Anyway, once again, I am facing the need to do something creative, so I started by organizing the cabinet in my studio that is mostly filled with ribbon, lace, embroidery floss, really old half-finished quilting projects, and other miscellaneous items that have absolutely nothing to do with the upcoming project. In other words, there was absolutely no reason for me to organize this cabinet!

Studio cabinet 5 - after

Are you someone who struggles with organizing? Here are four strategies that I like to use that may help you.

1. Choose your space. Depending on your personality, you may work better with an open system like bookshelves (my husband prefers open) or a closed system like a cabinet with doors (I prefer closed). My sweet husband wants to be able to see everything at once. I like having doors that I can close so I’m not overwhelmed by all the stuff. I also like the fact that it helps keep the dust off.

2. Choose your containers. If you have lots of medium to small items which you need to organize, choose a bunch of boxes or bins that fit well on your shelves. It helps immensely to have identical boxes or bins so they are interchangeable. Then you can shuffle the containers around as your needs change. Whenever possible, I prefer clear plastic boxes. In this case, however, I happened to have a bunch of cardboard, open-top bins left over from when I organized my cubbyholes, and they fit wonderfully in my cupboard, so I used those. Open top containers make it easy to grab just one or two items without having to fiddle with a lid. I also like the option of bringing the whole bin to my work table.

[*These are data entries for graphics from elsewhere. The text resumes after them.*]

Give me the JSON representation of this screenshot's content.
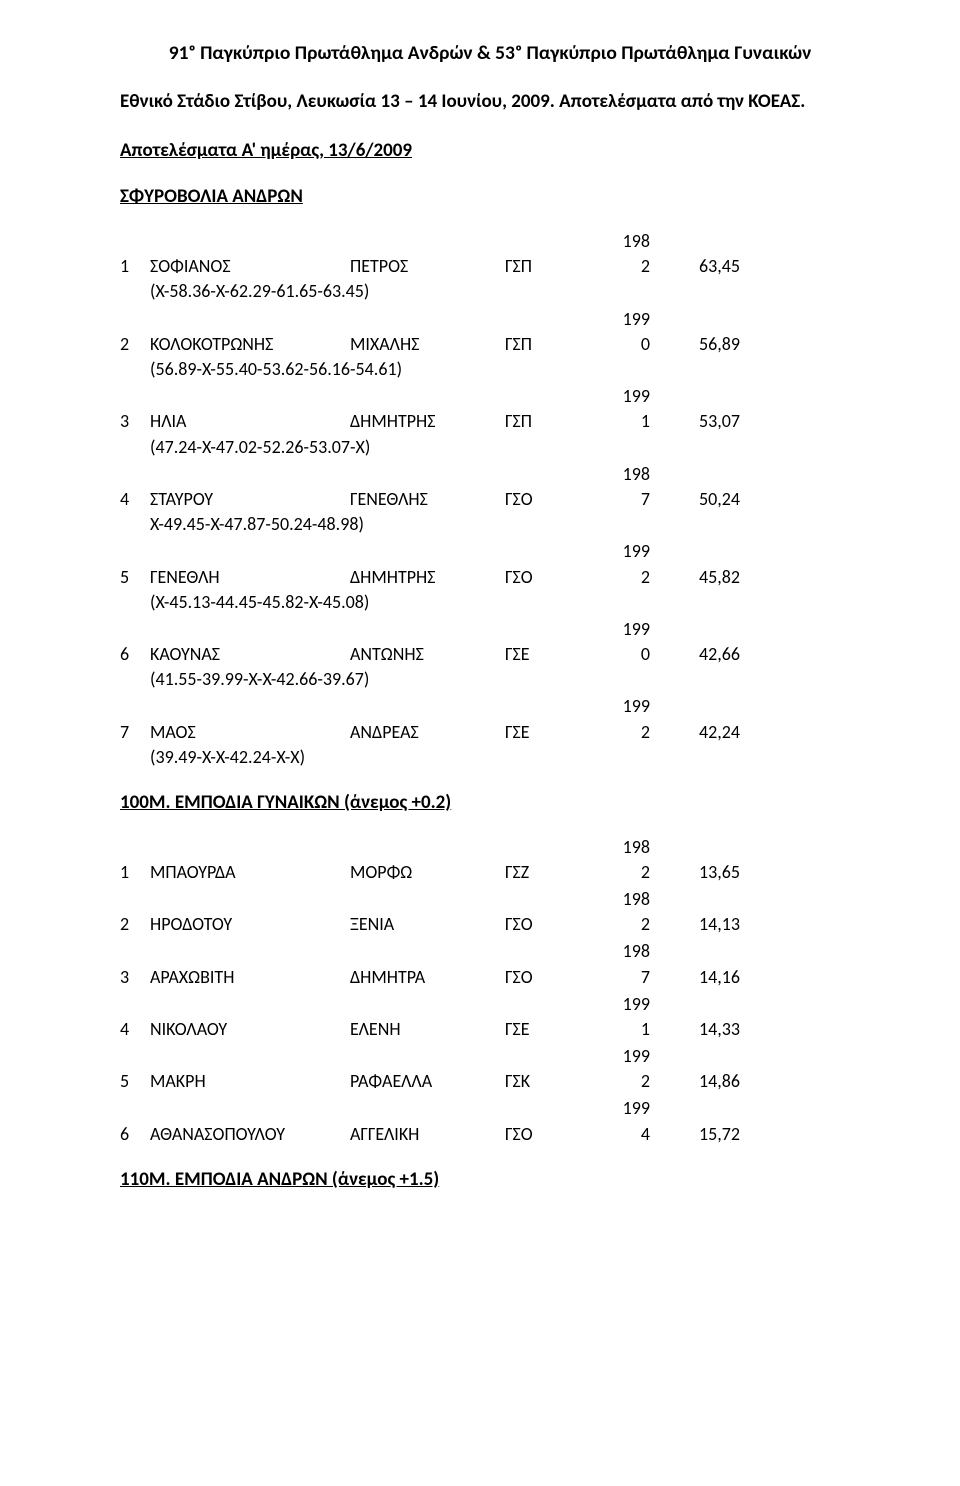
{
  "doc": {
    "title": "91ᵒ Παγκύπριο Πρωτάθλημα Ανδρών & 53ᵒ Παγκύπριο Πρωτάθλημα Γυναικών",
    "subtitle": "Εθνικό Στάδιο Στίβου, Λευκωσία 13 – 14 Ιουνίου, 2009. Αποτελέσματα από την ΚΟΕΑΣ."
  },
  "sections": {
    "sfyrobolia": {
      "heading_day": "Αποτελέσματα Α' ημέρας, 13/6/2009",
      "heading": "ΣΦΥΡΟΒΟΛΙΑ ΑΝΔΡΩΝ",
      "rows": [
        {
          "rank": "1",
          "surname": "ΣΟΦΙΑΝΟΣ",
          "name": "ΠΕΤΡΟΣ",
          "club": "ΓΣΠ",
          "year_prefix": "198",
          "year_suffix": "2",
          "mark": "63,45",
          "detail": "(Χ-58.36-Χ-62.29-61.65-63.45)"
        },
        {
          "rank": "2",
          "surname": "ΚΟΛΟΚΟΤΡΩΝΗΣ",
          "name": "ΜΙΧΑΛΗΣ",
          "club": "ΓΣΠ",
          "year_prefix": "199",
          "year_suffix": "0",
          "mark": "56,89",
          "detail": "(56.89-Χ-55.40-53.62-56.16-54.61)"
        },
        {
          "rank": "3",
          "surname": "ΗΛΙΑ",
          "name": "ΔΗΜΗΤΡΗΣ",
          "club": "ΓΣΠ",
          "year_prefix": "199",
          "year_suffix": "1",
          "mark": "53,07",
          "detail": "(47.24-Χ-47.02-52.26-53.07-Χ)"
        },
        {
          "rank": "4",
          "surname": "ΣΤΑΥΡΟΥ",
          "name": "ΓΕΝΕΘΛΗΣ",
          "club": "ΓΣΟ",
          "year_prefix": "198",
          "year_suffix": "7",
          "mark": "50,24",
          "detail": "Χ-49.45-Χ-47.87-50.24-48.98)"
        },
        {
          "rank": "5",
          "surname": "ΓΕΝΕΘΛΗ",
          "name": "ΔΗΜΗΤΡΗΣ",
          "club": "ΓΣΟ",
          "year_prefix": "199",
          "year_suffix": "2",
          "mark": "45,82",
          "detail": "(Χ-45.13-44.45-45.82-Χ-45.08)"
        },
        {
          "rank": "6",
          "surname": "ΚΑΟΥΝΑΣ",
          "name": "ΑΝΤΩΝΗΣ",
          "club": "ΓΣΕ",
          "year_prefix": "199",
          "year_suffix": "0",
          "mark": "42,66",
          "detail": "(41.55-39.99-Χ-Χ-42.66-39.67)"
        },
        {
          "rank": "7",
          "surname": "ΜΑΟΣ",
          "name": "ΑΝΔΡΕΑΣ",
          "club": "ΓΣΕ",
          "year_prefix": "199",
          "year_suffix": "2",
          "mark": "42,24",
          "detail": "(39.49-Χ-Χ-42.24-Χ-Χ)"
        }
      ]
    },
    "empodia_g": {
      "heading": "100Μ. ΕΜΠΟΔΙΑ ΓΥΝΑΙΚΩΝ (άνεμος +0.2)",
      "rows": [
        {
          "rank": "1",
          "surname": "ΜΠΑΟΥΡΔΑ",
          "name": "ΜΟΡΦΩ",
          "club": "ΓΣΖ",
          "year_prefix": "198",
          "year_suffix": "2",
          "mark": "13,65"
        },
        {
          "rank": "2",
          "surname": "ΗΡΟΔΟΤΟΥ",
          "name": "ΞΕΝΙΑ",
          "club": "ΓΣΟ",
          "year_prefix": "198",
          "year_suffix": "2",
          "mark": "14,13"
        },
        {
          "rank": "3",
          "surname": "ΑΡΑΧΩΒΙΤΗ",
          "name": "ΔΗΜΗΤΡΑ",
          "club": "ΓΣΟ",
          "year_prefix": "198",
          "year_suffix": "7",
          "mark": "14,16"
        },
        {
          "rank": "4",
          "surname": "ΝΙΚΟΛΑΟΥ",
          "name": "ΕΛΕΝΗ",
          "club": "ΓΣΕ",
          "year_prefix": "199",
          "year_suffix": "1",
          "mark": "14,33"
        },
        {
          "rank": "5",
          "surname": "ΜΑΚΡΗ",
          "name": "ΡΑΦΑΕΛΛΑ",
          "club": "ΓΣΚ",
          "year_prefix": "199",
          "year_suffix": "2",
          "mark": "14,86"
        },
        {
          "rank": "6",
          "surname": "ΑΘΑΝΑΣΟΠΟΥΛΟΥ",
          "name": "ΑΓΓΕΛΙΚΗ",
          "club": "ΓΣΟ",
          "year_prefix": "199",
          "year_suffix": "4",
          "mark": "15,72"
        }
      ]
    },
    "empodia_a": {
      "heading": "110Μ. ΕΜΠΟΔΙΑ ΑΝΔΡΩΝ (άνεμος +1.5)"
    }
  }
}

3. Group similar items together. For instance, I put all of the 1/8″ ribbon in one box and all of the 1/4″ ribbon in a different one. Lace went in several, elastic in another, and so on. Once all of the stuff was in a box, I was able to put them on the shelves in a logical order. Put the things you’re likely to use the most at eye level. The least used and the heaviest items get put on the bottom shelves.

4. Take time to label your containers so it will be easy to find stuff later. I’m still in the process of doing that for this cupboard. I love my label maker 🙂

Once you’re done, take time to enjoy it. The more you enjoy it, the more likely you’ll want to keep it that way.

2 Responses

  1. Nina-Marie

    I keep my stash on my third floor of my house – in a big dressing room on open shelving. Well my sewing hole is on the first floor – so that means I have to bring bins of fabric down and when the project is done – bring them back up! Every summer, I hire a teen to take hours to refold and reorganize and shelf away all that fabric that I don’t put back. This year my daughter was finally old enough to do it and she did a major overhaul. She did everything by color and value and separated out the commercials and the hand dyeds! Its heaven!! In 13 years she did the best of all the teens!

    • Maria

      Employing a teen to help is a great idea! When we moved to our current house about six years ago, I was working full time and we were completely rennovating the house we were moving into. It all added up to no time to pack up the old house. Our two daughters and their friends did all of the packing. The one who packed up my fabric started labeling the boxes stuff like “Fabric – Box 503 of 876.” She had a great sense of humor.